Une taxe sur la malbouffe? La réponse des Suisses est radicale
En Suisse, chaque habitant consomme en moyenne 27 morceaux de sucre par jour. Cela correspond à 100 grammes de sucre pur, soit le double de la recommandation de l'Organisation mondiale de la santé (OMS). Les conséquences pour la santé publique et son financement sont considérables: la consommation de sucre favorise le surpoids, le diabète, les maladies cardiovasculaires et la dépression.
Presque tous les pays industrialisés sont confrontés à un problème de consommation de sucre. Plus de 80 Etats ont ainsi introduit une taxe sur les produits sucrés. Son fonctionnement? Plus la teneur en sucre est élevée, plus l'imposition augmente. Dans les pays où elle est appliqué, cette mesure a permis de réduire la proportion de sucre dans des aliments tels que les boissons gazeuses.

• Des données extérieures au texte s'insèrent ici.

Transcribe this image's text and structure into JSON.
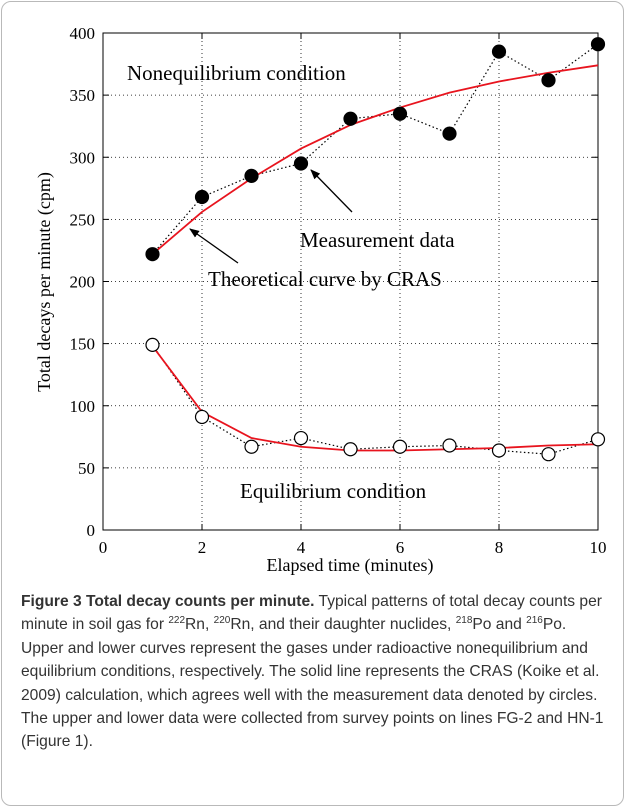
{
  "chart_data": {
    "type": "line",
    "xlabel": "Elapsed time (minutes)",
    "ylabel": "Total decays per minute (cpm)",
    "x": [
      1,
      2,
      3,
      4,
      5,
      6,
      7,
      8,
      9,
      10
    ],
    "series": [
      {
        "color": "#000000",
        "line": "dotted",
        "marker": "filled",
        "values": [
          222,
          268,
          285,
          295,
          331,
          335,
          319,
          385,
          362,
          391
        ]
      },
      {
        "color": "#e8141e",
        "line": "solid",
        "marker": "none",
        "values": [
          222,
          256,
          283,
          307,
          326,
          340,
          352,
          361,
          368,
          374
        ]
      },
      {
        "color": "#000000",
        "line": "dotted",
        "marker": "open",
        "values": [
          149,
          91,
          67,
          74,
          65,
          67,
          68,
          64,
          61,
          73
        ]
      },
      {
        "color": "#e8141e",
        "line": "solid",
        "marker": "none",
        "values": [
          148,
          95,
          74,
          67,
          64,
          64,
          65,
          66,
          68,
          69
        ]
      }
    ],
    "annotations": [
      "Nonequilibrium condition",
      "Measurement data",
      "Theoretical curve by CRAS",
      "Equilibrium condition"
    ],
    "xlim": [
      0,
      10
    ],
    "xticks": [
      0,
      2,
      4,
      6,
      8,
      10
    ],
    "ylim": [
      0,
      400
    ],
    "yticks": [
      0,
      50,
      100,
      150,
      200,
      250,
      300,
      350,
      400
    ],
    "grid": true
  },
  "caption": {
    "label": "Figure 3",
    "title": "Total decay counts per minute.",
    "text": [
      "Typical patterns of total decay counts per minute in soil gas for ",
      "Rn, ",
      "Rn, and their daughter nuclides, ",
      "Po and ",
      "Po. Upper and lower curves represent the gases under radioactive nonequilibrium and equilibrium conditions, respectively. The solid line represents the CRAS (Koike et al. 2009) calculation, which agrees well with the measurement data denoted by circles. The upper and lower data were collected from survey points on lines FG-2 and HN-1 (Figure 1)."
    ],
    "superscripts": [
      "222",
      "220",
      "218",
      "216"
    ]
  }
}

Au Royaume-Uni, par exemple, depuis l'instauration de la taxe en 2018, la teneur en sucre des sodas a diminué de 1,7 gramme pour 100 millilitres. Le Mexique, de son côté, a doublé sa taxe sur les boissons sucrées en septembre dernier. Les Etats-Unis, en revanche, ne connaissent aucune taxe de ce type au niveau national, la puissante industrie du sucre ayant réussi à bloquer son introduction.
La Suisse ne veut pas d'une taxe sur le sucre
En Suisse, il n'existe pas de taxe sur le sucre. Et une majorité de la population ne veut pas, affirme une étude de l'institut de recherche GfS à Berne, présentée mercredi.

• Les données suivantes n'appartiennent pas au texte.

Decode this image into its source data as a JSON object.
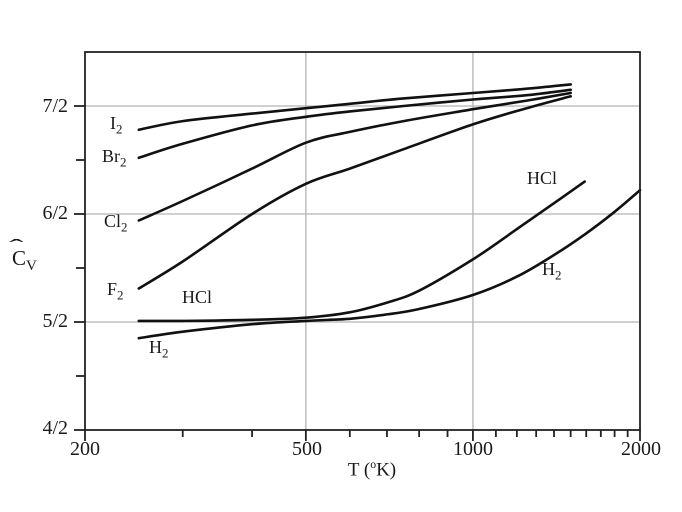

Selon l'étude, 91% des personnes interrogées considèrent le sucre ajouté comme un facteur de prise de poids et 90% souhaitent que l'industrie alimentaire cesse d'utiliser du sucre caché dans les plats préparés. Parallèlement, 72% rejettent l'idée d'une taxe sur les aliments riches en sucre, en sel ou en graisses.
L'un des motifs de ce rejet est qu'une taxe sur le sucre, en renchérissant les prix, pèserait surtout sur les personnes et familles à faibles revenus. De plus, 70% des sondés estiment que les habitudes alimentaires ne peuvent pas être modifiées par la fiscalité. Or, ce n'est pas le mécanisme principal de ce type de taxe: elle s'applique aux producteurs et ce sont eux – non les consommateurs – qui doivent être incités à changer leurs pratiques.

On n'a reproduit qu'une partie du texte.